Haberine dahil olan  بِ  harfi tekid ifade eden zaid harftir. Müşterek ism-i mevsûlde tevcih sanatı vardır.  

Cümlede iki farklı görevdeki  مَا ’lar arasında tam cinas vardır. Bütün esma-i hüsnaya ve kemâl sıfatlara şamil lafza-i celâlin müsnedün ileyh olarak gelmesi, telezzüz, teberrük ve kalplerde haşyet uyandırmak içindir. Ayette mütekellim Allah Teâlâ olduğu için Allah isminde tecrîd sanatı vardır. 

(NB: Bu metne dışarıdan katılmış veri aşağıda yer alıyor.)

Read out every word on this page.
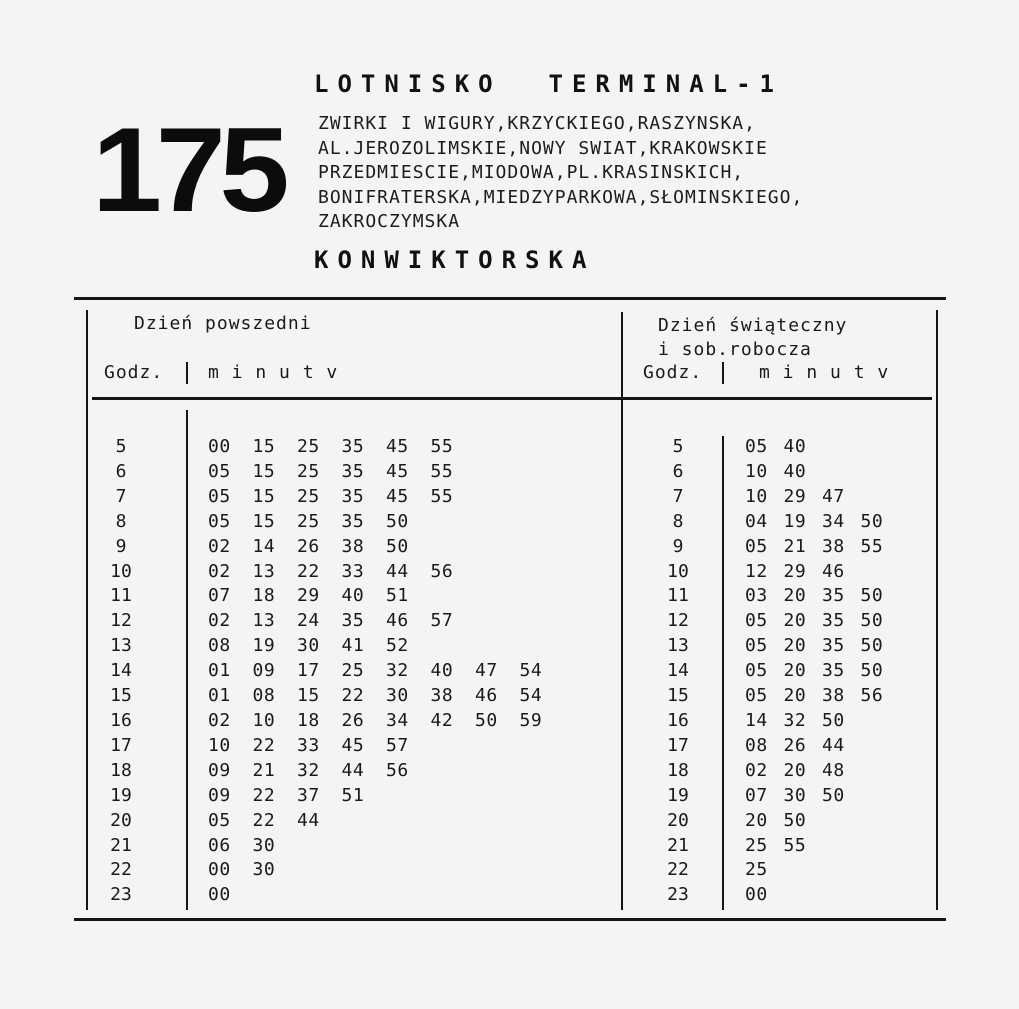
175
LOTNISKO  TERMINAL-1
ZWIRKI I WIGURY,KRZYCKIEGO,RASZYNSKA,
AL.JEROZOLIMSKIE,NOWY SWIAT,KRAKOWSKIE
PRZEDMIESCIE,MIODOWA,PL.KRASINSKICH,
BONIFRATERSKA,MIEDZYPARKOWA,SŁOMINSKIEGO,
ZAKROCZYMSKA
KONWIKTORSKA
Dzień powszedni
Godz. m i n u t v
Dzień świąteczny
i sob.robocza
Godz.	m i n u t v
5
6
7
8
9
10
11
12
13
14
15
16
17
18
19
20
21
22
23
00 15 25 35 45 55
05 15 25 35 45 55
05 15 25 35 45 55
05 15 25 35 50
02 14 26 38 50
02 13 22 33 44 56
07 18 29 40 51
02 13 24 35 46 57
08 19 30 41 52
01 09 17 25 32 40 47 54
01 08 15 22 30 38 46 54
02 10 18 26 34 42 50 59
10 22 33 45 57
09 21 32 44 56
09 22 37 51
05 22 44
06 30
00 30
00
5
6
7
8
9
10
11
12
13
14
15
16
17
18
19
20
21
22
23
05 40
10 40
10 29 47
04 19 34 50
05 21 38 55
12 29 46
03 20 35 50
05 20 35 50
05 20 35 50
05 20 35 50
05 20 38 56
14 32 50
08 26 44
02 20 48
07 30 50
20 50
25 55
25
00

غَـٰفِلٍ - يَعْلَمُونَ  kelimeleri arasında tıbâk-ı hafî sanatı vardır.

يَعْمَلُونَ - عَمِلُوا  kelimeleri arasında cinas ve reddü’l-acüz ale’s-sadr sanatları vardır.

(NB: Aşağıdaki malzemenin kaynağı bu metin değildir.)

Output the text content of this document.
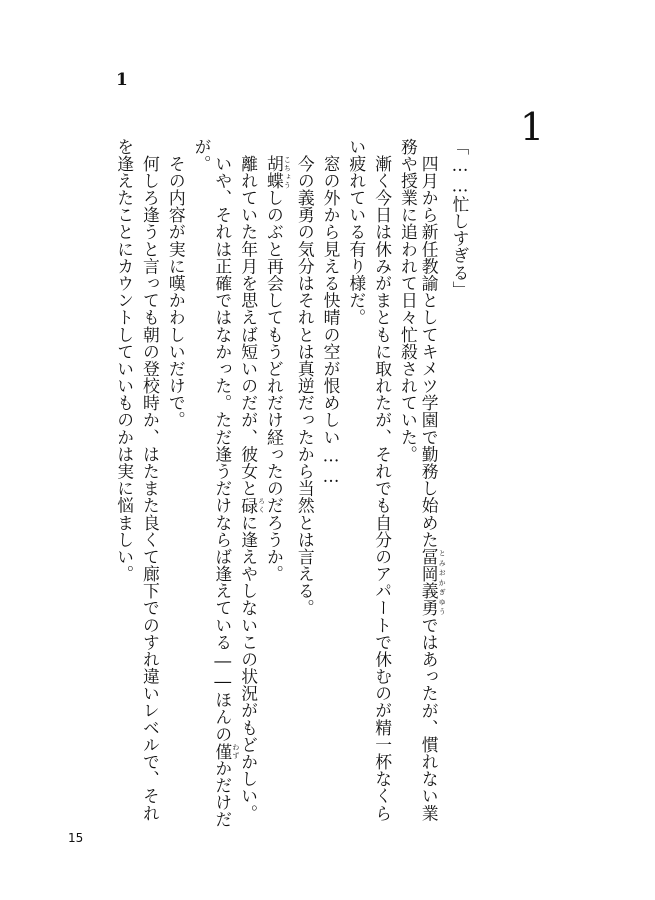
1
1
「……忙しすぎる」
　四月から新任教諭としてキメツ学園で勤務し始めた冨岡義勇 とみおかぎゆうではあったが、慣れない業
務や授業に追われて日々忙殺されていた。
　漸く今日は休みがまともに取れたが、それでも自分のアパートで休むのが精一杯なくら
い疲れている有り様だ。
　窓の外から見える快晴の空が恨めしい……
　今の義勇の気分はそれとは真逆だったから当然とは言える。
　胡蝶 こちょうしのぶと再会してもうどれだけ経ったのだろうか。
　離れていた年月を思えば短いのだが、彼女と碌 ろくに逢えやしないこの状況がもどかしい。
　いや、それは正確ではなかった。ただ逢うだけならば逢えている――ほんの僅 わずかだけだ
が。
　その内容が実に嘆かわしいだけで。
　何しろ逢うと言っても朝の登校時か、はたまた良くて廊下でのすれ違いレベルで、それ
を逢えたことにカウントしていいものかは実に悩ましい。
15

“Allah gafil değildir.” sözü “Allah onların yaptıklarını bilir.” ifadesinden daha güçlüdür. Olumsuz cümlelerde daha fazla vurgu vardır. Olumsuz isim cümlesi ve zaid  بِ tekid unsurlarıdır.

[Rabbin onların yaptıklarından habersiz değildir.] cümlesinin mefhumu muhalifi yapmadıklarından da haberdardır şeklindedir. Lâzım zikredilmiş, melzûm olan “cezanızı verecektir” manası kastedilmiştir. Mecaz-ı mürsel sanatıdır.

Ayetin bu son cümlesi mesel tarikinde tezyîldir. Tezyîl cümleleri ıtnâb babındandır. Önceki cümleyi tekid için gelmiştir. Mesel tarikinde olanlar müstakil olarak da bir mana ifade eder. Yani müstakil olarak dillerde dolaşır, atasözü gibi halk arasında bilinir.

Tezyîl, bir cümlenin diğer bir cümleyi takip etmesi ve tekid etmek amacıyla birincinin manasını kapsaması ve onu sağlamlaştırmasına verilen isimdir. Bu iki şekilde olmaktadır: Birinci cümle, ikinci cümlenin ya mantukunu ya da mefhumunu tekit etmektedir. (Ar. Gör. Ömer Kara, Belâgat İlminde İki İfade Biçimi: İtnâb-Îcâz Kur’an Metninin Anlaşılmasındaki Rolü Üzerine Bir Deneme)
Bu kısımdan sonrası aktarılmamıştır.